Facebook CEO Mark Zuckerberg responded to a massive leak of internal Facebook documents earlier today, warning against coverage that “misrepresent[s] our actions or motives.”
The Facebook documents, released by British Members of Parliament in the course of their investigation into the social network, revealed widespread anti-competitive practices at the tech giant. These include the shutdown of Vine, formerly a competitor to Facebook Live, and plans to subject “strategic competitors” to special restrictions on the platform.
In a separate statement, Facebook’s press team said that the company plans to shut down this “out-of-date” policy.
In his personal statement, Zuckerberg failed to address concerns about competition, instead emphasizing his shutdown of apps that abused user data.
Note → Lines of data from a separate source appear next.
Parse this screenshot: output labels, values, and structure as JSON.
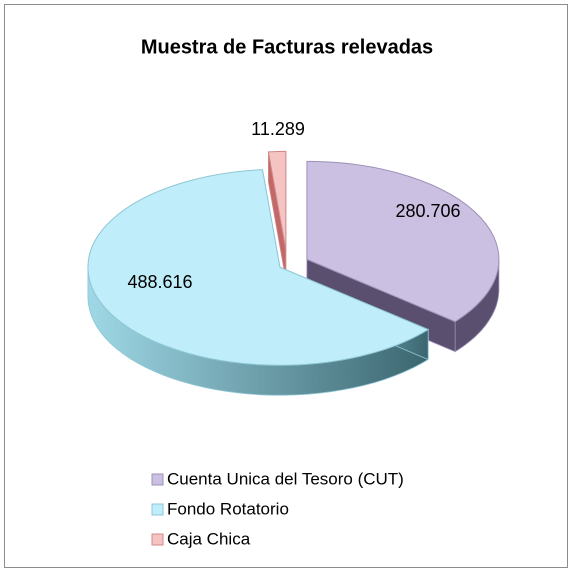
{
  "chart_data": {
    "type": "pie",
    "title": "Muestra de Facturas relevadas",
    "categories": [
      "Cuenta Unica del Tesoro (CUT)",
      "Fondo Rotatorio",
      "Caja Chica"
    ],
    "values": [
      280706,
      488616,
      11289
    ],
    "value_labels": [
      "280.706",
      "488.616",
      "11.289"
    ],
    "colors": [
      "#cbbfe2",
      "#bfeefa",
      "#f6c3c3"
    ],
    "legend": "bottom"
  }
}
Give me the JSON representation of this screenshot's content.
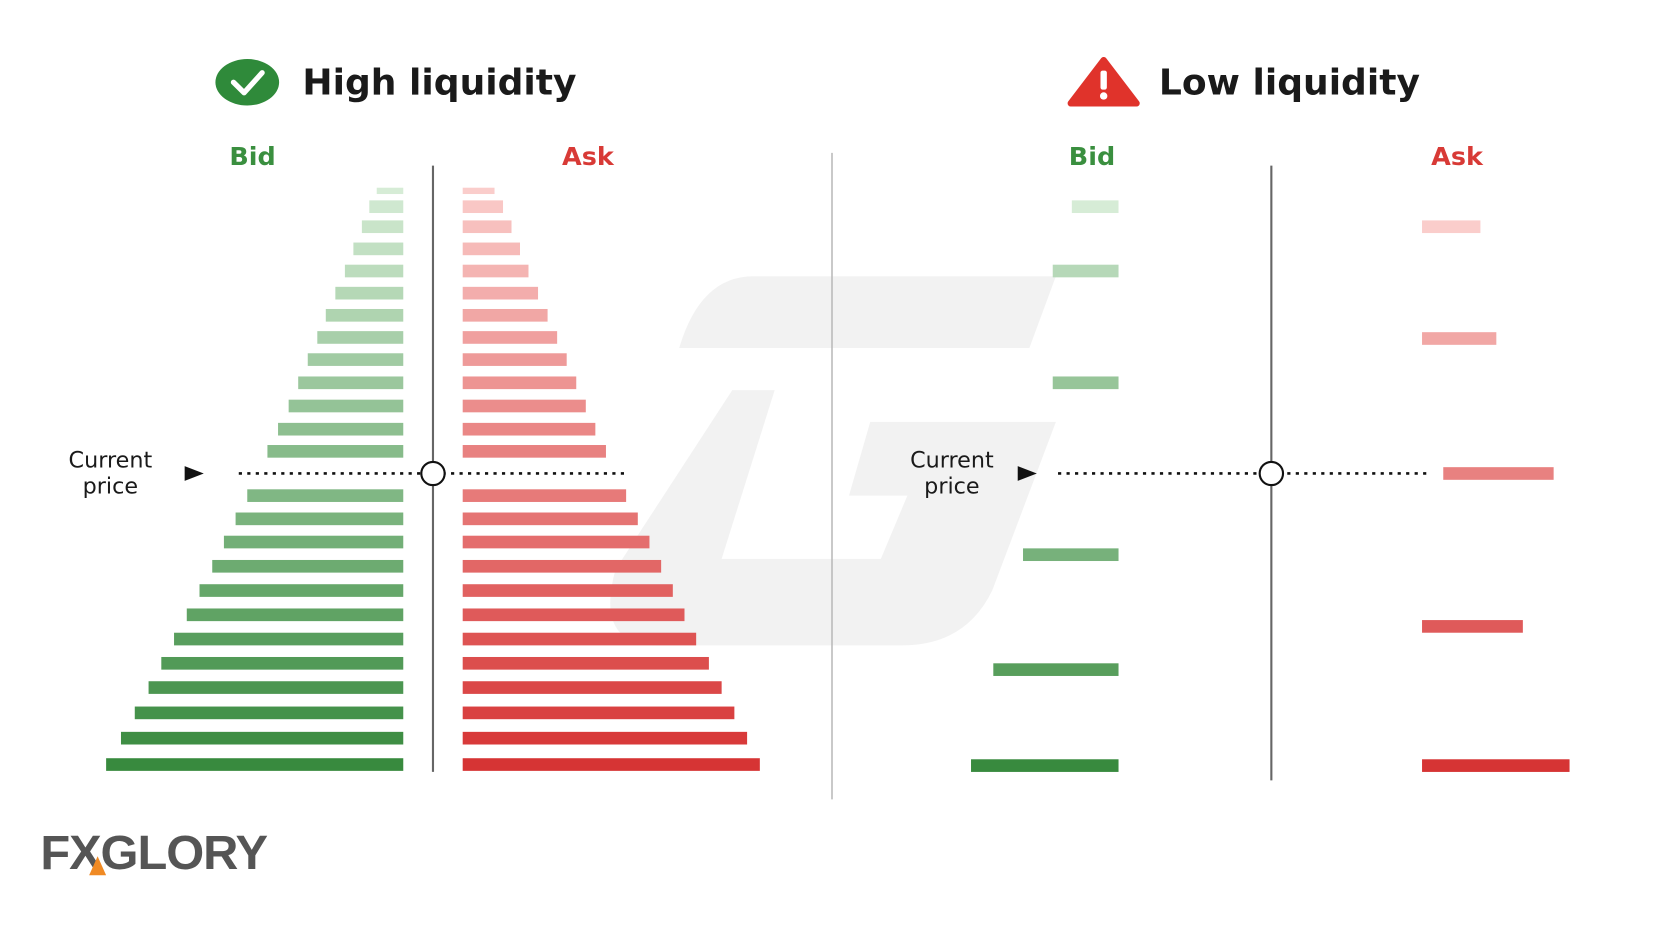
{
  "panels": [
    {
      "title": "High liquidity",
      "bid_label": "Bid",
      "ask_label": "Ask",
      "current_price": [
        "Current",
        "price"
      ]
    },
    {
      "title": "Low liquidity",
      "bid_label": "Bid",
      "ask_label": "Ask",
      "current_price": [
        "Current",
        "price"
      ]
    }
  ],
  "logo": "FXGLORY"
}
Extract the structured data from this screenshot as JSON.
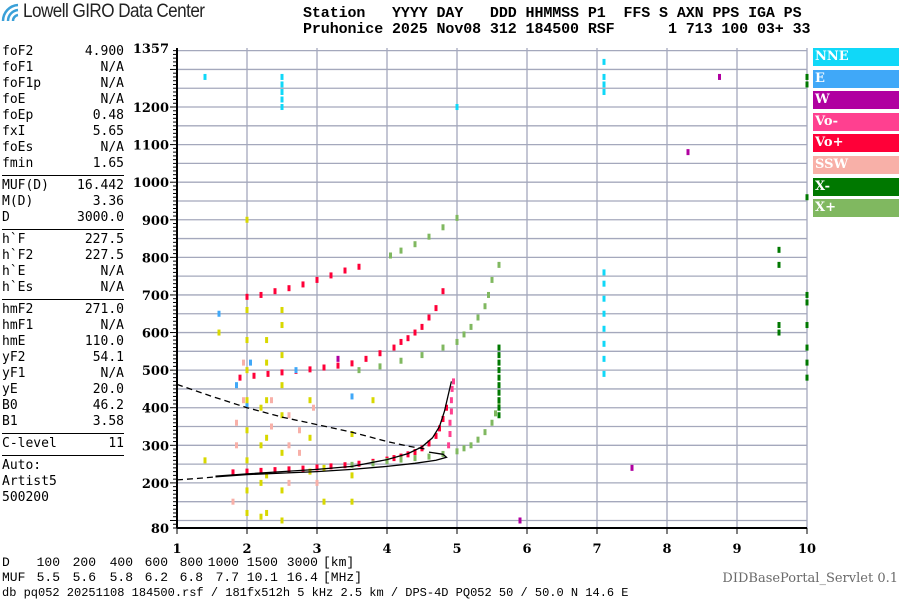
{
  "header": {
    "logo_text": "Lowell GIRO Data Center",
    "line1": "Station   YYYY DAY   DDD HHMMSS P1  FFS S AXN PPS IGA PS",
    "line2": "Pruhonice 2025 Nov08 312 184500 RSF      1 713 100 03+ 33"
  },
  "params": {
    "groups": [
      [
        [
          "foF2",
          "4.900"
        ],
        [
          "foF1",
          "N/A"
        ],
        [
          "foF1p",
          "N/A"
        ],
        [
          "foE",
          "N/A"
        ],
        [
          "foEp",
          "0.48"
        ],
        [
          "fxI",
          "5.65"
        ],
        [
          "foEs",
          "N/A"
        ],
        [
          "fmin",
          "1.65"
        ]
      ],
      [
        [
          "MUF(D)",
          "16.442"
        ],
        [
          "M(D)",
          "3.36"
        ],
        [
          "D",
          "3000.0"
        ]
      ],
      [
        [
          "h`F",
          "227.5"
        ],
        [
          "h`F2",
          "227.5"
        ],
        [
          "h`E",
          "N/A"
        ],
        [
          "h`Es",
          "N/A"
        ]
      ],
      [
        [
          "hmF2",
          "271.0"
        ],
        [
          "hmF1",
          "N/A"
        ],
        [
          "hmE",
          "110.0"
        ],
        [
          "yF2",
          "54.1"
        ],
        [
          "yF1",
          "N/A"
        ],
        [
          "yE",
          "20.0"
        ],
        [
          "B0",
          "46.2"
        ],
        [
          "B1",
          "3.58"
        ]
      ],
      [
        [
          "C-level",
          "11"
        ]
      ]
    ],
    "auto": [
      "Auto:",
      "Artist5",
      "500200"
    ]
  },
  "muf_table": {
    "d_label": "D",
    "d_values": [
      "100",
      "200",
      "400",
      "600",
      "800",
      "1000",
      "1500",
      "3000"
    ],
    "d_unit": "[km]",
    "muf_label": "MUF",
    "muf_values": [
      "5.5",
      "5.6",
      "5.8",
      "6.2",
      "6.8",
      "7.7",
      "10.1",
      "16.4"
    ],
    "muf_unit": "[MHz]"
  },
  "footer": {
    "info": "db pq052 20251108 184500.rsf / 181fx512h 5 kHz 2.5 km / DPS-4D PQ052 50 / 50.0 N 14.6 E",
    "servlet": "DIDBasePortal_Servlet 0.1"
  },
  "chart_data": {
    "type": "scatter",
    "xlim": [
      1,
      10
    ],
    "ylim": [
      80,
      1357
    ],
    "x_ticks": [
      "1",
      "2",
      "3",
      "4",
      "5",
      "6",
      "7",
      "8",
      "9",
      "10"
    ],
    "y_ticks": [
      "1357",
      "1200",
      "1100",
      "1000",
      "900",
      "800",
      "700",
      "600",
      "500",
      "400",
      "300",
      "200",
      "80"
    ],
    "grid": true,
    "legend_position": "right",
    "legend": [
      {
        "name": "NNE",
        "color": "#10d8f8"
      },
      {
        "name": "E",
        "color": "#40a8f8"
      },
      {
        "name": "W",
        "color": "#b000a0"
      },
      {
        "name": "Vo-",
        "color": "#ff4090"
      },
      {
        "name": "Vo+",
        "color": "#ff0038"
      },
      {
        "name": "SSW",
        "color": "#f8b0a8"
      },
      {
        "name": "X-",
        "color": "#007800"
      },
      {
        "name": "X+",
        "color": "#80b860"
      }
    ],
    "series": [
      {
        "name": "Vo+",
        "color": "#ff0038",
        "points": [
          [
            1.8,
            228
          ],
          [
            2.0,
            230
          ],
          [
            2.2,
            232
          ],
          [
            2.4,
            234
          ],
          [
            2.6,
            236
          ],
          [
            2.8,
            238
          ],
          [
            3.0,
            241
          ],
          [
            3.2,
            244
          ],
          [
            3.4,
            247
          ],
          [
            3.6,
            251
          ],
          [
            3.8,
            256
          ],
          [
            4.0,
            262
          ],
          [
            4.1,
            266
          ],
          [
            4.2,
            270
          ],
          [
            4.3,
            276
          ],
          [
            4.4,
            282
          ],
          [
            4.5,
            292
          ],
          [
            4.6,
            305
          ],
          [
            4.7,
            325
          ],
          [
            4.75,
            345
          ],
          [
            4.8,
            370
          ],
          [
            4.85,
            400
          ],
          [
            1.9,
            480
          ],
          [
            2.1,
            485
          ],
          [
            2.3,
            490
          ],
          [
            2.5,
            494
          ],
          [
            2.7,
            498
          ],
          [
            2.9,
            502
          ],
          [
            3.1,
            507
          ],
          [
            3.3,
            512
          ],
          [
            3.5,
            518
          ],
          [
            3.7,
            530
          ],
          [
            3.9,
            545
          ],
          [
            4.1,
            560
          ],
          [
            4.2,
            575
          ],
          [
            4.3,
            585
          ],
          [
            4.4,
            600
          ],
          [
            4.5,
            615
          ],
          [
            4.6,
            640
          ],
          [
            4.7,
            665
          ],
          [
            4.8,
            710
          ],
          [
            2.0,
            695
          ],
          [
            2.2,
            700
          ],
          [
            2.4,
            710
          ],
          [
            2.6,
            718
          ],
          [
            2.8,
            728
          ],
          [
            3.0,
            740
          ],
          [
            3.2,
            752
          ],
          [
            3.4,
            765
          ],
          [
            3.6,
            775
          ]
        ]
      },
      {
        "name": "Vo-",
        "color": "#ff4090",
        "points": [
          [
            4.88,
            300
          ],
          [
            4.9,
            330
          ],
          [
            4.9,
            360
          ],
          [
            4.92,
            390
          ],
          [
            4.92,
            420
          ],
          [
            4.93,
            450
          ],
          [
            4.95,
            470
          ]
        ]
      },
      {
        "name": "X+",
        "color": "#80b860",
        "points": [
          [
            3.5,
            248
          ],
          [
            3.8,
            252
          ],
          [
            4.0,
            258
          ],
          [
            4.2,
            262
          ],
          [
            4.4,
            266
          ],
          [
            4.6,
            270
          ],
          [
            4.8,
            277
          ],
          [
            5.0,
            284
          ],
          [
            5.1,
            292
          ],
          [
            5.2,
            300
          ],
          [
            5.3,
            315
          ],
          [
            5.4,
            335
          ],
          [
            5.5,
            360
          ],
          [
            5.55,
            385
          ],
          [
            5.6,
            410
          ],
          [
            3.6,
            500
          ],
          [
            3.9,
            510
          ],
          [
            4.2,
            525
          ],
          [
            4.5,
            540
          ],
          [
            4.8,
            560
          ],
          [
            5.0,
            575
          ],
          [
            5.1,
            595
          ],
          [
            5.2,
            615
          ],
          [
            5.3,
            640
          ],
          [
            5.4,
            670
          ],
          [
            5.45,
            700
          ],
          [
            5.5,
            740
          ],
          [
            5.6,
            780
          ],
          [
            4.05,
            805
          ],
          [
            4.2,
            818
          ],
          [
            4.4,
            835
          ],
          [
            4.6,
            855
          ],
          [
            4.8,
            880
          ],
          [
            5.0,
            905
          ]
        ]
      },
      {
        "name": "X-",
        "color": "#007800",
        "points": [
          [
            5.6,
            380
          ],
          [
            5.6,
            400
          ],
          [
            5.6,
            420
          ],
          [
            5.6,
            440
          ],
          [
            5.6,
            460
          ],
          [
            5.6,
            480
          ],
          [
            5.6,
            500
          ],
          [
            5.6,
            520
          ],
          [
            5.6,
            540
          ],
          [
            5.6,
            560
          ],
          [
            9.6,
            600
          ],
          [
            9.6,
            620
          ],
          [
            9.6,
            780
          ],
          [
            9.6,
            820
          ],
          [
            10,
            480
          ],
          [
            10,
            520
          ],
          [
            10,
            560
          ],
          [
            10,
            620
          ],
          [
            10,
            680
          ],
          [
            10,
            700
          ],
          [
            10,
            960
          ],
          [
            10,
            1260
          ],
          [
            10,
            1280
          ]
        ]
      },
      {
        "name": "NNE",
        "color": "#10d8f8",
        "points": [
          [
            7.1,
            490
          ],
          [
            7.1,
            530
          ],
          [
            7.1,
            570
          ],
          [
            7.1,
            610
          ],
          [
            7.1,
            650
          ],
          [
            7.1,
            690
          ],
          [
            7.1,
            730
          ],
          [
            7.1,
            760
          ],
          [
            7.1,
            1240
          ],
          [
            7.1,
            1260
          ],
          [
            7.1,
            1280
          ],
          [
            7.1,
            1320
          ],
          [
            2.5,
            1200
          ],
          [
            2.5,
            1220
          ],
          [
            2.5,
            1240
          ],
          [
            2.5,
            1260
          ],
          [
            2.5,
            1280
          ],
          [
            5.0,
            1200
          ],
          [
            1.4,
            1280
          ]
        ]
      },
      {
        "name": "E",
        "color": "#40a8f8",
        "points": [
          [
            1.85,
            460
          ],
          [
            2.0,
            410
          ],
          [
            2.05,
            520
          ],
          [
            2.7,
            500
          ],
          [
            3.5,
            430
          ],
          [
            1.6,
            650
          ]
        ]
      },
      {
        "name": "W",
        "color": "#b000a0",
        "points": [
          [
            8.3,
            1080
          ],
          [
            8.75,
            1280
          ],
          [
            7.5,
            240
          ],
          [
            5.9,
            100
          ],
          [
            3.3,
            530
          ]
        ]
      },
      {
        "name": "SSW",
        "color": "#f8b0a8",
        "points": [
          [
            1.85,
            300
          ],
          [
            1.85,
            360
          ],
          [
            1.95,
            420
          ],
          [
            1.95,
            520
          ],
          [
            2.35,
            350
          ],
          [
            2.35,
            420
          ],
          [
            2.6,
            300
          ],
          [
            2.6,
            380
          ],
          [
            2.75,
            280
          ],
          [
            2.75,
            340
          ],
          [
            2.95,
            400
          ],
          [
            3.0,
            200
          ],
          [
            1.8,
            150
          ],
          [
            2.6,
            200
          ]
        ]
      },
      {
        "name": "",
        "color": "#d8d800",
        "points": [
          [
            2.0,
            120
          ],
          [
            2.0,
            180
          ],
          [
            2.0,
            260
          ],
          [
            2.0,
            340
          ],
          [
            2.0,
            420
          ],
          [
            2.0,
            500
          ],
          [
            2.0,
            580
          ],
          [
            2.0,
            660
          ],
          [
            2.2,
            110
          ],
          [
            2.2,
            200
          ],
          [
            2.2,
            300
          ],
          [
            2.2,
            400
          ],
          [
            2.28,
            120
          ],
          [
            2.28,
            220
          ],
          [
            2.28,
            320
          ],
          [
            2.28,
            420
          ],
          [
            2.28,
            520
          ],
          [
            2.28,
            580
          ],
          [
            2.5,
            100
          ],
          [
            2.5,
            180
          ],
          [
            2.5,
            280
          ],
          [
            2.5,
            380
          ],
          [
            2.5,
            460
          ],
          [
            2.5,
            540
          ],
          [
            2.5,
            620
          ],
          [
            2.5,
            660
          ],
          [
            2.9,
            230
          ],
          [
            2.9,
            320
          ],
          [
            2.9,
            420
          ],
          [
            3.1,
            150
          ],
          [
            3.1,
            240
          ],
          [
            3.5,
            150
          ],
          [
            3.5,
            220
          ],
          [
            3.8,
            420
          ],
          [
            3.5,
            330
          ],
          [
            1.4,
            260
          ],
          [
            1.6,
            600
          ],
          [
            2.0,
            900
          ]
        ]
      }
    ],
    "curves": [
      {
        "style": "solid",
        "points": [
          [
            1.55,
            218
          ],
          [
            2.0,
            224
          ],
          [
            2.5,
            230
          ],
          [
            3.0,
            236
          ],
          [
            3.5,
            244
          ],
          [
            4.0,
            262
          ],
          [
            4.3,
            278
          ],
          [
            4.5,
            296
          ],
          [
            4.65,
            320
          ],
          [
            4.75,
            350
          ],
          [
            4.82,
            390
          ],
          [
            4.87,
            430
          ],
          [
            4.92,
            470
          ]
        ]
      },
      {
        "style": "solid",
        "points": [
          [
            1.55,
            216
          ],
          [
            2.0,
            222
          ],
          [
            2.5,
            226
          ],
          [
            3.0,
            230
          ],
          [
            3.5,
            236
          ],
          [
            4.0,
            244
          ],
          [
            4.4,
            252
          ],
          [
            4.7,
            260
          ],
          [
            4.85,
            268
          ],
          [
            4.8,
            276
          ],
          [
            4.6,
            282
          ]
        ]
      },
      {
        "style": "dashed",
        "points": [
          [
            1.0,
            208
          ],
          [
            1.3,
            212
          ],
          [
            1.55,
            216
          ]
        ]
      },
      {
        "style": "dashed",
        "points": [
          [
            1.0,
            462
          ],
          [
            1.5,
            430
          ],
          [
            2.0,
            400
          ],
          [
            2.5,
            375
          ],
          [
            3.0,
            355
          ],
          [
            3.5,
            335
          ],
          [
            4.0,
            310
          ],
          [
            4.3,
            298
          ],
          [
            4.55,
            290
          ]
        ]
      }
    ]
  }
}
“Of course, we don’t let everyone develop on our platform.” wrote the Facebook CEO. “…We blocked a lot of sketchy apps. We also didn’t allow developers to use our platform to replicate our functionality or grow their services virally in a way that creates little value for people on Facebook. We restricted a number of these apps, and for others we asked developers to provide easy ways for people to share their content outside of their apps and to Facebook if they wanted.”
Read Zuckerberg’s full statement below.
This week a British Parliament committee published some internal Facebook emails, which mostly include internal…
Posted by Mark Zuckerberg on Wednesday, December 5, 2018
In a statement, the social network’s press team addressed the anti-competitive practices brought to light by the leak. Although they denied doing anything wrong, the social network also said they would cease the restrictions on competing apps.
“We built our developer platform years ago to pave the way for innovation in social apps and services. At that time we made the decision to restrict apps built on top of our platform that replicated our core functionality.”
“These kind of restrictions are common across the tech industry with different platforms having their own variant including YouTube, Twitter, Snap and Apple.”
“We regularly review our policies to ensure they are both protecting people’s data and enabling useful services to be built on our platform for the benefit of the Facebook community. As part of our ongoing review we have decided that we will remove this out-of-date policy so that our platform remains as open as possible. We think this is the right thing to do as platforms and technology develop and grow.”